Keywords: e‑learning, assistive technology, technical aids, deafness, LIBRAS, digital culture.
1 Introdução
O conceito de tecnologia assistiva é sem dúvida bastante amplo, pois abrange uma diversidade de instrumentos que, genericamente, podem se beneficiar de avanços recentes tecnológicos recentes, mas que de maneira alguma limitam-se ao território do digital. Bersch (2017)[2] entende que o termo abrange “uma ampla gama de equipamentos, serviços, estratégias e práticas concebidas e aplicadas para minorar os problemas funcionais encontrados pelos indivíduos com deficiências”.
Desta forma, as tecnologias assistivas são distribuídas por categorias de uso, que incluem desde objetos do uso diário de concepção relativamente simples (mas muito funcionais para quem precisa deles) como talheres adaptados ou cadarços especiais com molas, até dispositivos bem mais complexos que utilizam computadores para gerenciar funções sofisticadas agregadas a próteses e órteses, como em alguns aparelhos auditivos.
No entanto, dada a abrangência do conceito, é importante delimitá-lo pela exclusão daquilo que não deve ser tratado como tecnologia assistiva, como segue:
Quando então a tecnologia pode ser considerada Assistiva no contexto educacional? Quando ela é utilizada por um aluno com deficiência e tem por objetivo romper barreiras sensoriais, motoras ou cognitivas que limitam/impedem seu acesso às informações ou limitam/impedem o registro e expressão sobre os conhecimentos adquiridos por ele; quando favorecem seu acesso e participação ativa e autônoma em projetos pedagógicos; quando possibilitam a manipulação de objetos de estudos; quando percebemos que sem este recurso tecnológico a participação ativa do aluno no desafio de aprendizagem seria restrito ou inexistente. São exemplos de TA no contexto educacional os mouses diferenciados, teclados virtuais com varreduras e acionadores, softwares de comunicação alternativa, leitores de texto, textos ampliados, textos em Braille, textos com símbolos, mobiliário acessível, recursos de mobilidade pessoal etc. (Bersch, 2017, p. 12).

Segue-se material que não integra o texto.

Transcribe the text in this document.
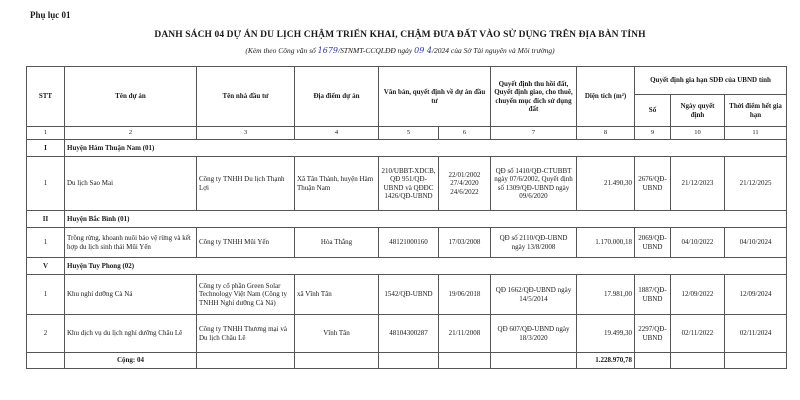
Phụ lục 01
DANH SÁCH 04 DỰ ÁN DU LỊCH CHẬM TRIỂN KHAI, CHẬM ĐƯA ĐẤT VÀO SỬ DỤNG TRÊN ĐỊA BÀN TỈNH
(Kèm theo Công văn số 1679/STNMT-CCQLĐĐ ngày 09 4/2024 của Sở Tài nguyên và Môi trường)
STT	Tên dự án	Tên nhà đầu tư	Địa điểm dự án	Văn bản, quyết định về dự án đầu tư		Quyết định thu hồi đất, Quyết định giao, cho thuê, chuyển mục đích sử dụng đất	Diện tích (m²)	Quyết định gia hạn SDĐ của UBND tỉnh		
								Số	Ngày quyết định	Thời điểm hết gia hạn
1	2	3	4	5	6	7	8	9	10	11
I	Huyện Hàm Thuận Nam (01)									
1	Du lịch Sao Mai	Công ty TNHH Du lịch Thạnh Lợi	Xã Tân Thành, huyện Hàm Thuận Nam	210/UBBT-XDCB, QĐ 951/QĐ-UBND và QĐĐC 1426/QĐ-UBND	22/01/2002 27/4/2020 24/6/2022	QĐ số 1410/QĐ-CTUBBT ngày 07/6/2002, Quyết định số 1309/QĐ-UBND ngày 09/6/2020	21.490,30	2676/QĐ-UBND	21/12/2023	21/12/2025
II	Huyện Bắc Bình (01)									
1	Trồng rừng, khoanh nuôi bảo vệ rừng và kết hợp du lịch sinh thái Mũi Yến	Công ty TNHH Mũi Yến	Hòa Thắng	48121000160	17/03/2008	QĐ số 2110/QĐ-UBND ngày 13/8/2008	1.170.000,18	2069/QĐ-UBND	04/10/2022	04/10/2024
V	Huyện Tuy Phong (02)									
1	Khu nghỉ dưỡng Cà Ná	Công ty cổ phần Green Solar Technology Việt Nam (Công ty TNHH Nghỉ dưỡng Cà Ná)	xã Vĩnh Tân	1542/QĐ-UBND	19/06/2018	QĐ 1662/QĐ-UBND ngày 14/5/2014	17.981,00	1887/QĐ-UBND	12/09/2022	12/09/2024
2	Khu dịch vụ du lịch nghỉ dưỡng Châu Lê	Công ty TNHH Thương mại và Du lịch Châu Lê	Vĩnh Tân	48104300287	21/11/2008	QĐ 607/QĐ-UBND ngày 18/3/2020	19.499,30	2297/QĐ-UBND	02/11/2022	02/11/2024
	Cộng: 04						1.228.970,78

Um aspecto a destacar é que o foco da nossa atenção nesse artigo é o sujeito que se define culturalmente como surdo e utiliza a língua de sinais. Esse ponto tem uma importância específica, que deve ser destacada aqui: mesmo especialistas no trabalho junto a pessoas com deficiência às vezes concentram seus esforços em aparelhos para fazer ouvir. No entanto, o que pode ser uma solução para o deficiente auditivo (pessoa que perdeu parcialmente a capacidade de ouvir, mas que permanece capaz de se comunicar oralmente) é muitas vezes, em relação ao surdo, uma repetição do velho preconceito capacitista: pensa-se na surdez como doença e em proporcionar a audição como cura, e assim descreve-se os recursos da tecnologia assistiva como aqueles voltados a “fazer ouvir”, ou “curar a surdez”, relacionando-se uma gama de aparelhos auditivos e todo um universo de periféricos ao seu redor que serve para a amplificação de sinais sonoros. Esses equipamentos simplesmente não ajudam no mais importante problema que uma criança surda precisa resolver para conseguir desenvolver-se como pessoa, que é adquirir linguagem, ser capaz de assimilar uma língua (que obviamente não precisa ser oral).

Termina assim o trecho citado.